Efficient and fuzzy clustering based on the CLARA algorithm
- Authors: Maximilian Weigert, Alexander Bauer, Jana Gauss
- Contributors: Theresa Kriecherbauer, Asmik Nalmpatian
- Version: 1.0.1
The fuzzyclara package tackles two issues of cluster analysis applications.
First, it includes routines for fuzzy clustering which avoid the common hard
clustering assumption that each observation is a clear member of one sole
cluster. Instead, membership probabilities indicate to which extent the
characteristics of each observation are shaped by the characteristics of several
'typical' clusters. Second, the estimation of classical clustering algorithms
is often only hardly or not at all feasible in large data situations with
thousands of observations. Subsampling-based algorithms building on the CLARA
algorithm are implemented to make the estimation feasible in such situations.
Building on these two points, the 'fuzzyclara' package offers routines for all
aspects of a cluster analysis, including the use of user-defined distance
functions and diverse visualization techniques.
To get an overview of the functionalities of the package, check out the JOSS publication or the package vignette.

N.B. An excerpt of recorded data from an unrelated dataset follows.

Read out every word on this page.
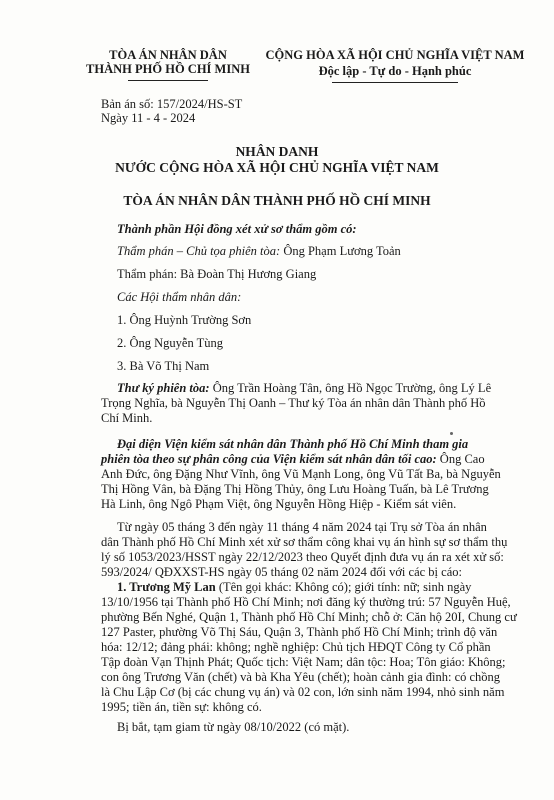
TÒA ÁN NHÂN DÂN
THÀNH PHỐ HỒ CHÍ MINH
CỘNG HÒA XÃ HỘI CHỦ NGHĨA VIỆT NAM
Độc lập - Tự do - Hạnh phúc
Bản án số: 157/2024/HS-ST
Ngày 11 - 4 - 2024
NHÂN DANH
NƯỚC CỘNG HÒA XÃ HỘI CHỦ NGHĨA VIỆT NAM
TÒA ÁN NHÂN DÂN THÀNH PHỐ HỒ CHÍ MINH
Thành phần Hội đồng xét xử sơ thẩm gồm có:
Thẩm phán – Chủ tọa phiên tòa: Ông Phạm Lương Toản
Thẩm phán: Bà Đoàn Thị Hương Giang
Các Hội thẩm nhân dân:
1. Ông Huỳnh Trường Sơn
2. Ông Nguyễn Tùng
3. Bà Võ Thị Nam
Thư ký phiên tòa: Ông Trần Hoàng Tân, ông Hồ Ngọc Trường, ông Lý Lê
Trọng Nghĩa, bà Nguyễn Thị Oanh – Thư ký Tòa án nhân dân Thành phố Hồ
Chí Minh.
Đại diện Viện kiểm sát nhân dân Thành phố Hồ Chí Minh tham gia
phiên tòa theo sự phân công của Viện kiểm sát nhân dân tối cao: Ông Cao
Anh Đức, ông Đặng Như Vĩnh, ông Vũ Mạnh Long, ông Vũ Tất Ba, bà Nguyễn
Thị Hồng Vân, bà Đặng Thị Hồng Thủy, ông Lưu Hoàng Tuấn, bà Lê Trương
Hà Linh, ông Ngô Phạm Việt, ông Nguyễn Hồng Hiệp - Kiểm sát viên.
Từ ngày 05 tháng 3 đến ngày 11 tháng 4 năm 2024 tại Trụ sở Tòa án nhân
dân Thành phố Hồ Chí Minh xét xử sơ thẩm công khai vụ án hình sự sơ thẩm thụ
lý số 1053/2023/HSST ngày 22/12/2023 theo Quyết định đưa vụ án ra xét xử số:
593/2024/ QĐXXST-HS ngày 05 tháng 02 năm 2024 đối với các bị cáo:
1. Trương Mỹ Lan (Tên gọi khác: Không có); giới tính: nữ; sinh ngày
13/10/1956 tại Thành phố Hồ Chí Minh; nơi đăng ký thường trú: 57 Nguyễn Huệ,
phường Bến Nghé, Quận 1, Thành phố Hồ Chí Minh; chỗ ở: Căn hộ 20I, Chung cư
127 Paster, phường Võ Thị Sáu, Quận 3, Thành phố Hồ Chí Minh; trình độ văn
hóa: 12/12; đảng phái: không; nghề nghiệp: Chủ tịch HĐQT Công ty Cổ phần
Tập đoàn Vạn Thịnh Phát; Quốc tịch: Việt Nam; dân tộc: Hoa; Tôn giáo: Không;
con ông Trương Văn (chết) và bà Kha Yêu (chết); hoàn cảnh gia đình: có chồng
là Chu Lập Cơ (bị các chung vụ án) và 02 con, lớn sinh năm 1994, nhỏ sinh năm
1995; tiền án, tiền sự: không có.
Bị bắt, tạm giam từ ngày 08/10/2022 (có mặt).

The most current version from GitHub can be installed via
devtools::install_github("bauer-alex/fuzzyclara")
# potential installation problems (specifically on MacOS) might be resolved
# by previously specifically installing some dependency packages
install.packages(c("vegclust", "ggwordcloud", "ggpubr", "factoextra"))If you encounter problems with the package, find bugs or have suggestions for additional functionalities please open a GitHub issue. Alternatively, feel free to contact us directly via email.
Contributions (via pull requests or otherwise) are welcome. Please adhere to the Advanced R style guide when contributing code. Before you open a pull request or share your updates with us, please make sure that all unit tests pass without errors or warning messages. You can run the unit tests by calling
devtools::test()